We had a big decision to make a fortnight ago. Along with debating the merits of regular versus aged cheddar (we take our cheese VERY seriously in this household) we also had the small task of deciding whether Oliver remained enrolled at his current day care. It may not have been quite as big a deal as the cheese but it was rather significant.
To backtrack slightly, Ollie has been at the same day care since he was 2 and a bit. He started a few months after we moved and after the initial ‘OMG where’s mummy?’ tears, he settled in fantastically. The centre we had him enrolled in was small, had a good feel about it and ran a 2+ program from 8am-4pm. I’d usually drop Ollie off around 8.30/9am and pick him up at 3pm. It worked perfectly. I got the chance to log almost a full days work before Evie arrived and some much needed 1 on 1 time with my girl after she was born. Ollie’s socialisation and language skills came on like a freight train and just before Evie arrived we’d reached the point where I barely needed to enter the centre such was his desire to get outside and into the sandpit. We hit some rocky territory after Evie’s arrival which I had expected but things seemed to go back to normal. That is until about 6 weeks ago when it all went, to put it nicely, tits up in a major way.

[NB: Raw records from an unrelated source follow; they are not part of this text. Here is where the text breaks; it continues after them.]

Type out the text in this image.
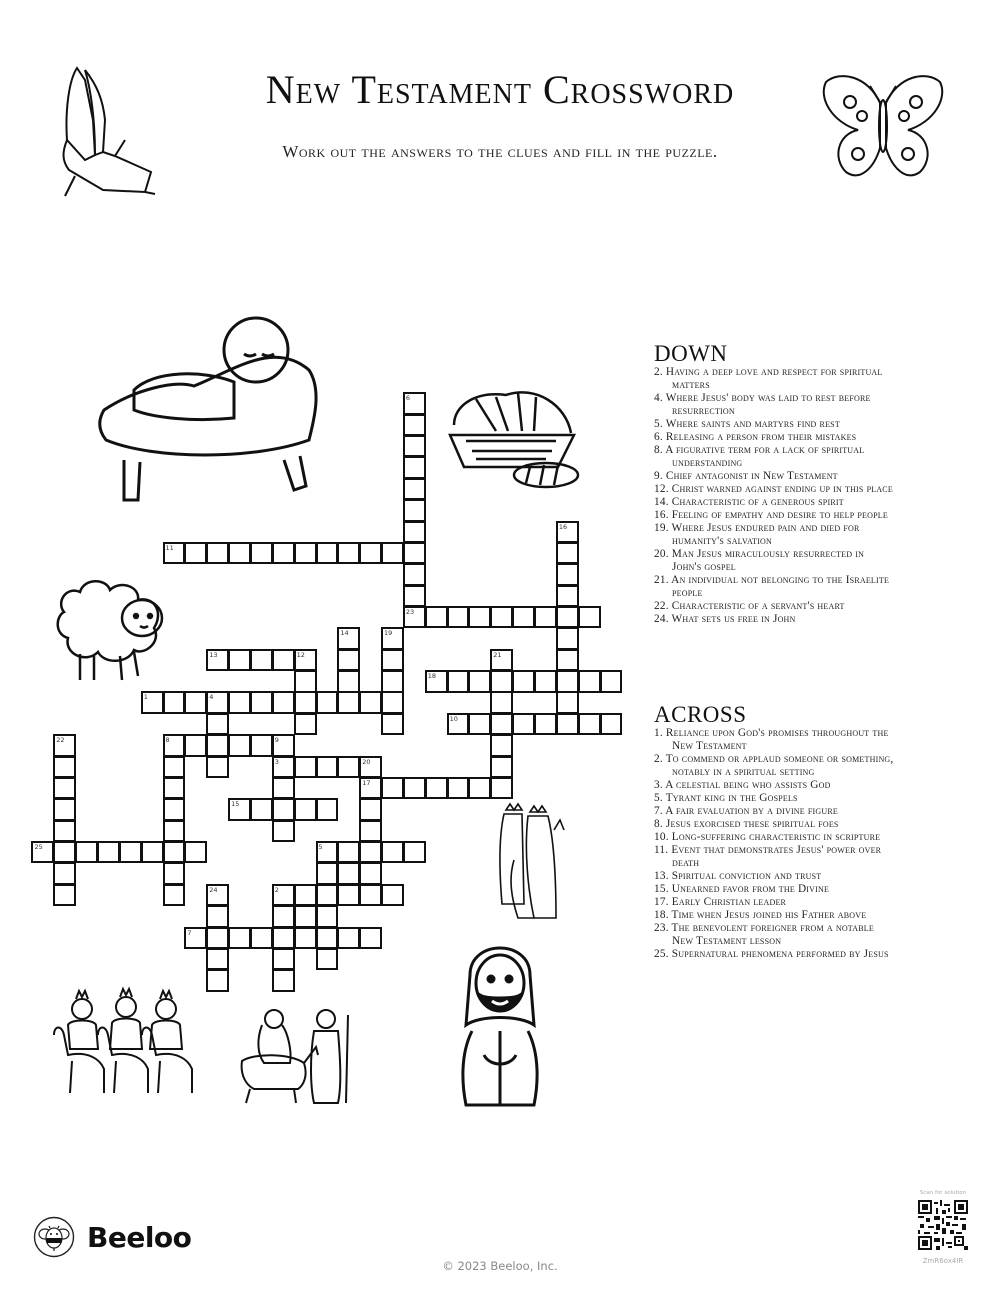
New Testament Crossword
Work out the answers to the clues and fill in the puzzle.
1	4
2
3	20
5
7
8	9
10
11
13	12
15
17
18
23
25
6
14
16
19
21
22
24
DOWN
2. Having a deep love and respect for spiritual matters
4. Where Jesus' body was laid to rest before resurrection
5. Where saints and martyrs find rest
6. Releasing a person from their mistakes
8. A figurative term for a lack of spiritual understanding
9. Chief antagonist in New Testament
12. Christ warned against ending up in this place
14. Characteristic of a generous spirit
16. Feeling of empathy and desire to help people
19. Where Jesus endured pain and died for humanity's salvation
20. Man Jesus miraculously resurrected in John's gospel
21. An individual not belonging to the Israelite people
22. Characteristic of a servant's heart
24. What sets us free in John
ACROSS
1. Reliance upon God's promises throughout the New Testament
2. To commend or applaud someone or something, notably in a spiritual setting
3. A celestial being who assists God
5. Tyrant king in the Gospels
7. A fair evaluation by a divine figure
8. Jesus exorcised these spiritual foes
10. Long-suffering characteristic in scripture
11. Event that demonstrates Jesus' power over death
13. Spiritual conviction and trust
15. Unearned favor from the Divine
17. Early Christian leader
18. Time when Jesus joined his Father above
23. The benevolent foreigner from a notable New Testament lesson
25. Supernatural phenomena performed by Jesus
Beeloo
© 2023 Beeloo, Inc.
Scan for solution
ZmR6ox4IR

Ollie decided, without preamble, that he no longer wanted to go to kindy. We still have no real idea why though it’s coincided with a spike in his separation anxiety and nightly trips to our bed. There doesn’t appear to have been an issue with bullying or any specific incident that’s frightened him or caused anxiety. He’s a very verbal kid who can recount in detail the bike ride he went on a fortnight ago so we feel pretty confident he’d have shared with us if something big had happened. We spoke to the staff who’d noticed his reticence upon arrival but also assured us he was his usual self within about half on hour of me dropping him off. The issue was the drop off itself or more accurately, getting to the drop off. Ollie refused to leave the house as in squirrelled himself away so that I had to drag him, kicking, screaming and sobbing down two flights of stairs and into his carseat to actually start the journey to the centre. On the rare occasion I got him into the car, he’d refuse to get out once we arrived and the same process as above would ensue. Kicking, screaming, sobbing. Begging me not to leave him. It was horrendously distressing for us both. Monday and Tuesday mornings became the absolute worst part of my entire week. The stress was unreal. It also went against every natural parenting instinct I possess to force my child to do something he so clearly, vocally was against. I generally consider myself a fairly gentle, attached parent and dragging 18 kilograms of pre schooler out of a car to the soothing sounds of hysterical yells really didn’t fit with my ethos.
It was dilemma however not only as I use the time Ollie is at kindy to work and hang with Evie but because it raised the whole issue of ‘when do you fold’? As the song goes; ‘you gotta know when to hold, know when to fold em’ and my husband and I endlessly debated whether withdrawing Ollie would set a precedent. Will we face the same issues next year when he starts 4 year old pre-school? What about the year after when he’s due to start school? Are we doing him a disservice by removing him from something that he’s benefitted from and that he used to enjoy? What about his socialisation and early years education? We are extremely involved in a bunch of playgroups and activities and have an amazing group of friends but it’s different to a formalised learning environment. So many questions. Not many answers.
In the end, it came down to me in a sense as my husband supported whatever I felt was right. I was the ‘person on the ground’ so to speak who was managing the situation first hand. I decided to withdraw him. I went with my gut. And while a bunch of questions still plague me, I feel at this stage that it’s the right decision. For whatever reason, kindy just wasn’t fitting our boy at the moment. Something had thrown a really big spanner in the works and it was having a knock on effect on his behaviour and personality. We’ve noticed it as well with a really dramatic increase in his separation anxiety. He’s always been quite an attached kid though we’ve never really had issues with him around people he knows and family members. All of sudden though, I’ve become the sun to his planet earth and if I’m not in his orbit, all hell breaks loose. If I’m in the vicinity he’ll quite happily do his thing, play with his friends, hoon around the park on his bike but remove me from the equation and things go south real fast. This morning he refused to stay at the library for story time with his sister and beloved nanny and poppy while I ran errands and got a jump on work. That was new. And frustrating. And distressing. Because I can’t be ‘mad’ with him. He’s not doing anything wrong and is clearly grappling with some pretty massive emotions but working out how best to manage them is proving tricky.
I’d love to hear from you if you’ve dealt with something similar with your kidlets. Any suggestions? Likewise, should you be able to settle the age old ‘normal vs aged’ argument, please give me a yell.